Ульбрихт предупредил Хрущева, что если граница будет открыта, то вскоре случится катастрофа: налицо признаки бунта. К тому же сейчас не 1953 год, не исключено вмешательство бундесвера.
И Хрущев дал согласие закрыть границу В ночь с 12 на 13 августа граница с Западным Берлином была огорожена столбами с колючей проволокой и почти сразу — бетонной стеной.
Западная сторона ответила на это длительным молчанием. У нее был незавидный выбор — вооруженное вмешательство, что при наличии огромного перевеса советских сухопутных войск и островного положения Западного Берлина было бесперспективно, или ядерная война, что еще хуже. Но, кроме того, была надежда, что Хрущев удовлетворится поддержкой восточногерманских союзников и на этом успокоится, не касаясь больше темы превращения Западного Берлина в вольный город и германского мирного договора.
Поэтому вполне объяснимы последующие заявления Кеннеди, что ответственность Запада не кончается на границах с Восточным Берлином.

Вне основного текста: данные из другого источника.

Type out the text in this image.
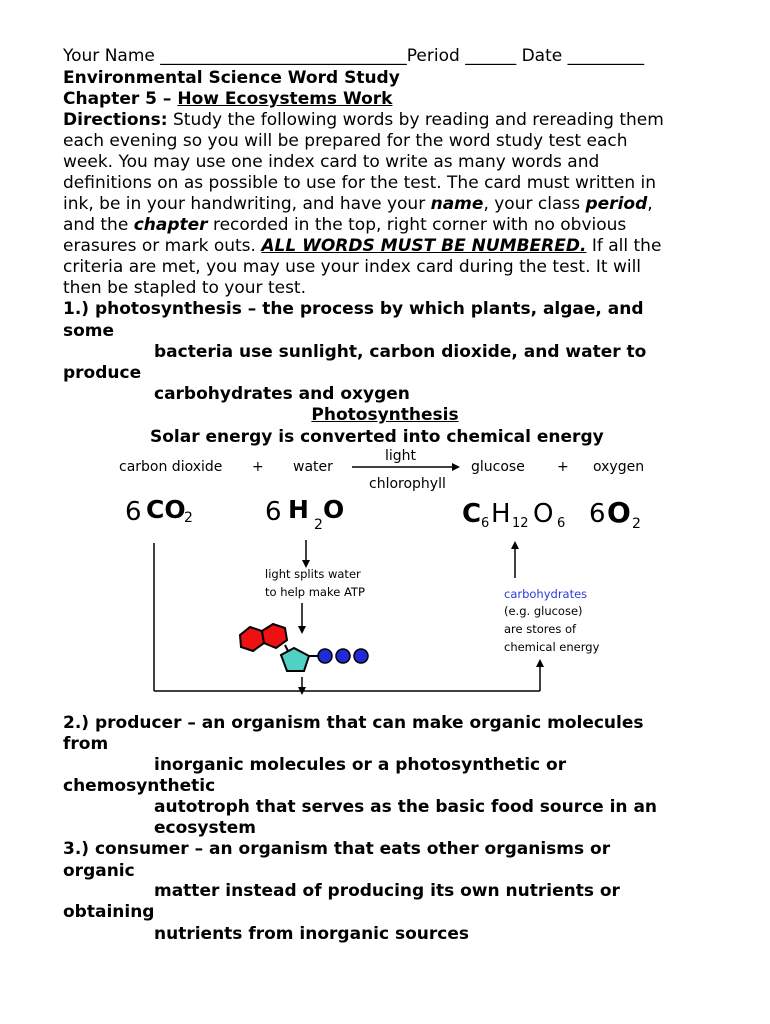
Your Name _____________________________Period ______ Date _________
Environmental Science Word Study
Chapter 5 – How Ecosystems Work
Directions: Study the following words by reading and rereading them
each evening so you will be prepared for the word study test each
week. You may use one index card to write as many words and
definitions on as possible to use for the test. The card must written in
ink, be in your handwriting, and have your name, your class period,
and the chapter recorded in the top, right corner with no obvious
erasures or mark outs. ALL WORDS MUST BE NUMBERED. If all the
criteria are met, you may use your index card during the test. It will
then be stapled to your test.
1.) photosynthesis – the process by which plants, algae, and
some
bacteria use sunlight, carbon dioxide, and water to
produce
carbohydrates and oxygen
Photosynthesis
Solar energy is converted into chemical energy
carbon dioxide + water
light
chlorophyll
glucose + oxygen
6 CO
2	6 H
2
O	C 6 H 12 O 6 6 O 2
light splits water
to help make ATP	carbohydrates
(e.g. glucose)
are stores of
chemical energy
2.) producer – an organism that can make organic molecules
from
inorganic molecules or a photosynthetic or
chemosynthetic
autotroph that serves as the basic food source in an
ecosystem
3.) consumer – an organism that eats other organisms or
organic
matter instead of producing its own nutrients or
obtaining
nutrients from inorganic sources
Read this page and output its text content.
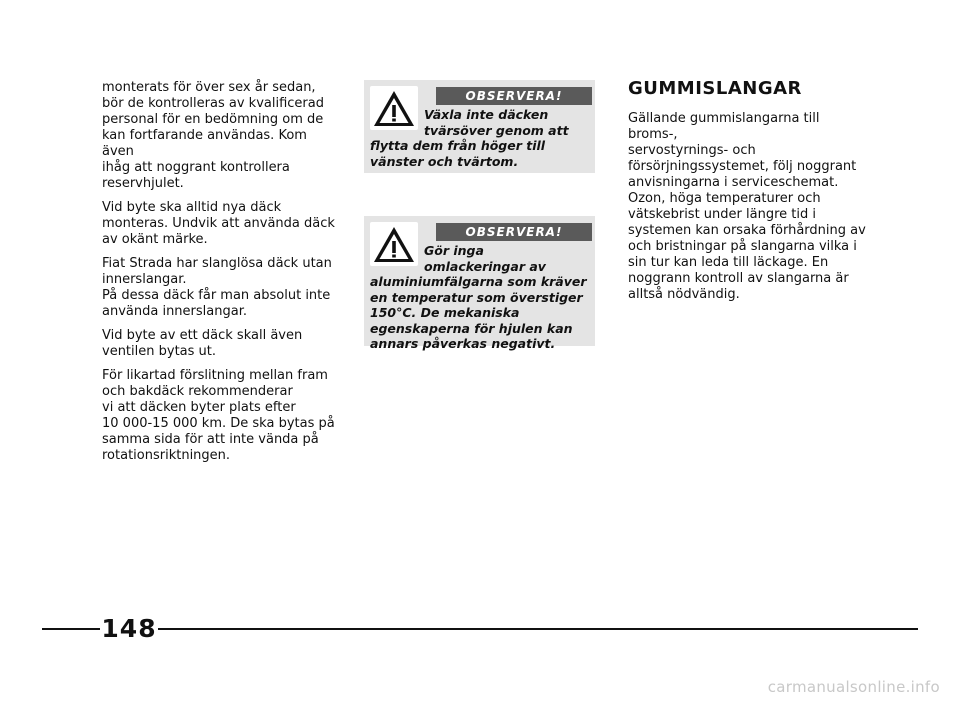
monterats för över sex år sedan,
bör de kontrolleras av kvalificerad
personal för en bedömning om de
kan fortfarande användas. Kom även
ihåg att noggrant kontrollera
reservhjulet.

Vid byte ska alltid nya däck
monteras. Undvik att använda däck
av okänt märke.

Fiat Strada har slanglösa däck utan
innerslangar.
På dessa däck får man absolut inte
använda innerslangar.

Vid byte av ett däck skall även
ventilen bytas ut.

För likartad förslitning mellan fram
och bakdäck rekommenderar
vi att däcken byter plats efter
10 000-15 000 km. De ska bytas på
samma sida för att inte vända på
rotationsriktningen.

OBSERVERA!
Växla inte däcken tvärsöver genom att flytta dem från höger till vänster och tvärtom.
OBSERVERA!
Gör inga omlackeringar av aluminiumfälgarna som kräver en temperatur som överstiger 150°C. De mekaniska egenskaperna för hjulen kan annars påverkas negativt.
GUMMISLANGAR

Gällande gummislangarna till broms-,
servostyrnings- och
försörjningssystemet, följ noggrant
anvisningarna i serviceschemat.
Ozon, höga temperaturer och
vätskebrist under längre tid i
systemen kan orsaka förhårdning av
och bristningar på slangarna vilka i
sin tur kan leda till läckage. En
noggrann kontroll av slangarna är
alltså nödvändig.

148
carmanualsonline.info
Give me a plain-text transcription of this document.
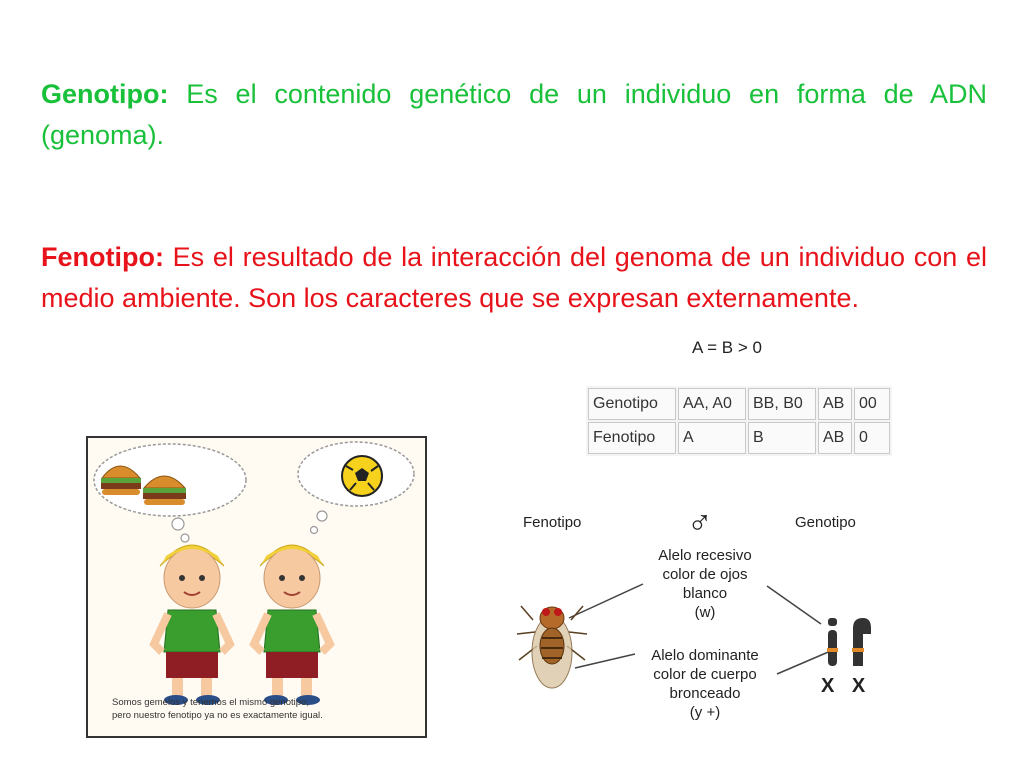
Genotipo: Es el contenido genético de un individuo en forma de ADN (genoma).
Fenotipo: Es el resultado de la interacción del genoma de un individuo con el medio ambiente. Son los caracteres que se expresan externamente.
A = B > 0
Genotipo	AA, A0	BB, B0	AB	00
Fenotipo	A	B	AB	0
Somos gemelos y tenemos el mismo genotipo;
pero nuestro fenotipo ya no es exactamente igual.
Fenotipo	Genotipo
♂
Alelo recesivo
color de ojos
blanco
(w)
Alelo dominante
color de cuerpo
bronceado
(y +)
X X
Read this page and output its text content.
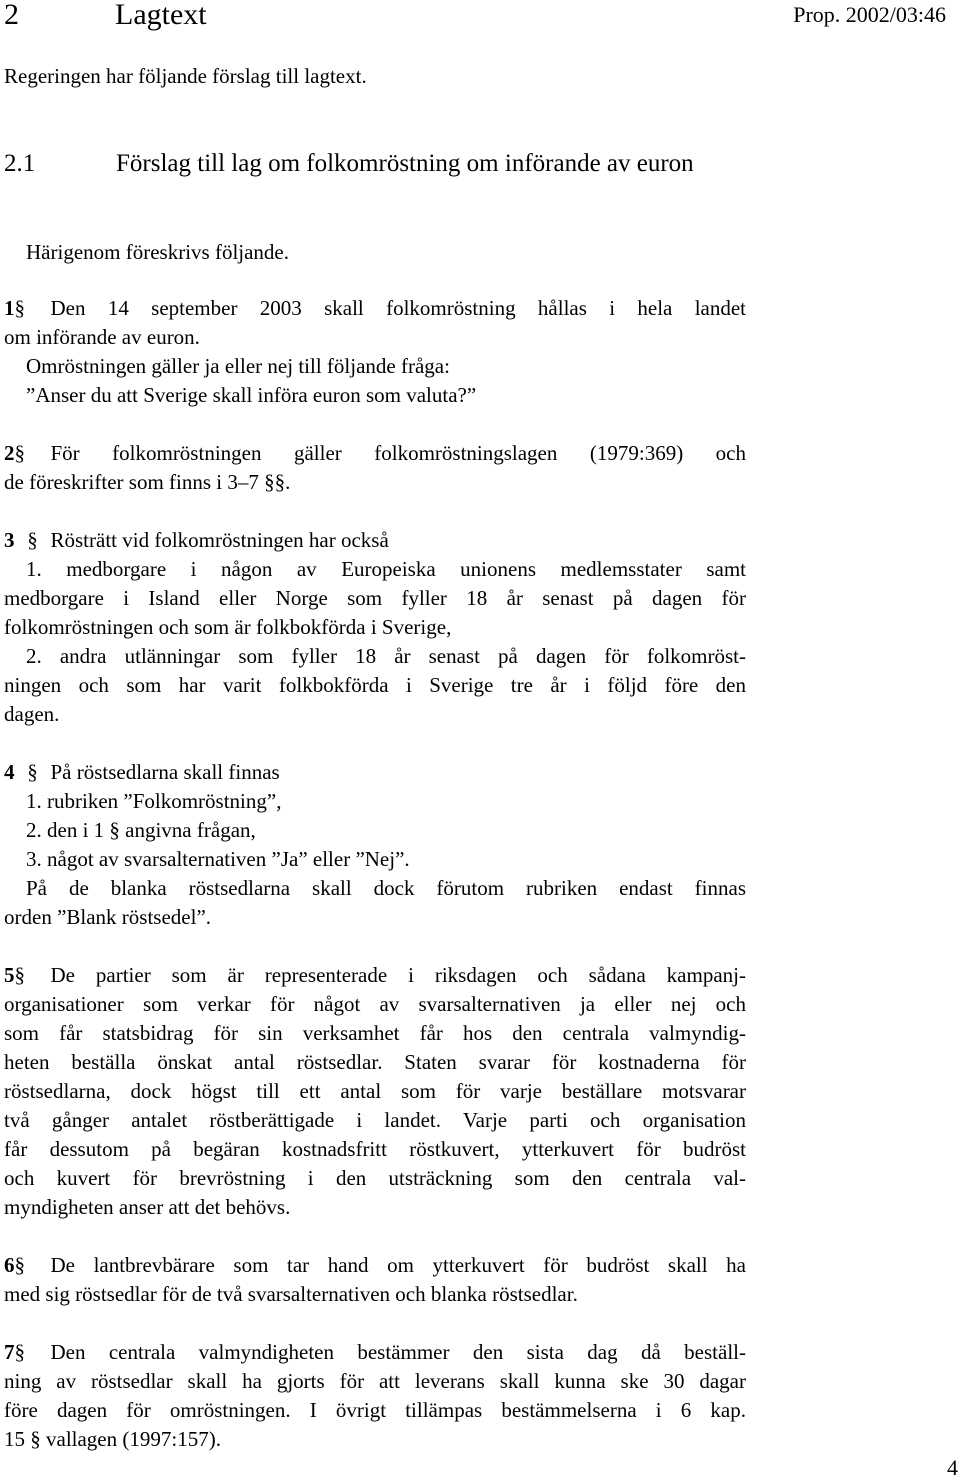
2	Lagtext	Prop. 2002/03:46

Regeringen har följande förslag till lagtext.

2.1	Förslag till lag om folkomröstning om införande av euron

Härigenom föreskrivs följande.

1§ Den 14 september 2003 skall folkomröstning hållas i hela landet

om införande av euron.

Omröstningen gäller ja eller nej till följande fråga:

”Anser du att Sverige skall införa euron som valuta?”

2§ För folkomröstningen gäller folkomröstningslagen (1979:369) och

de föreskrifter som finns i 3–7 §§.

3 § Rösträtt vid folkomröstningen har också

1. medborgare i någon av Europeiska unionens medlemsstater samt

medborgare i Island eller Norge som fyller 18 år senast på dagen för

folkomröstningen och som är folkbokförda i Sverige,

2. andra utlänningar som fyller 18 år senast på dagen för folkomröst-

ningen och som har varit folkbokförda i Sverige tre år i följd före den

dagen.

4 § På röstsedlarna skall finnas

1. rubriken ”Folkomröstning”,

2. den i 1 § angivna frågan,

3. något av svarsalternativen ”Ja” eller ”Nej”.

På de blanka röstsedlarna skall dock förutom rubriken endast finnas

orden ”Blank röstsedel”.

5§ De partier som är representerade i riksdagen och sådana kampanj-

organisationer som verkar för något av svarsalternativen ja eller nej och

som får statsbidrag för sin verksamhet får hos den centrala valmyndig-

heten beställa önskat antal röstsedlar. Staten svarar för kostnaderna för

röstsedlarna, dock högst till ett antal som för varje beställare motsvarar

två gånger antalet röstberättigade i landet. Varje parti och organisation

får dessutom på begäran kostnadsfritt röstkuvert, ytterkuvert för budröst

och kuvert för brevröstning i den utsträckning som den centrala val-

myndigheten anser att det behövs.

6§ De lantbrevbärare som tar hand om ytterkuvert för budröst skall ha

med sig röstsedlar för de två svarsalternativen och blanka röstsedlar.

7§ Den centrala valmyndigheten bestämmer den sista dag då beställ-

ning av röstsedlar skall ha gjorts för att leverans skall kunna ske 30 dagar

före dagen för omröstningen. I övrigt tillämpas bestämmelserna i 6 kap.

15 § vallagen (1997:157).

4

Тем не менее некоторое время весы находились в очень неустойчивом положении. К тому же западноберлинская полиция получила приказ «оказывать огневую поддержку» перебежчикам из ГДР, и несколько пограничников ГДР были убиты. Это означало, что западногерманская сторона не исключает столкновения Советского Союза с тремя державами. Распаленные западноберлинцы стали нападать и на машины американской военной полиции, протестуя против бездействия американцев, а это могло привести уже к конфликту с западными военными властями. Поэтому Западноберлинский сенат был вынужден собственными силами подавить эти демонстрации.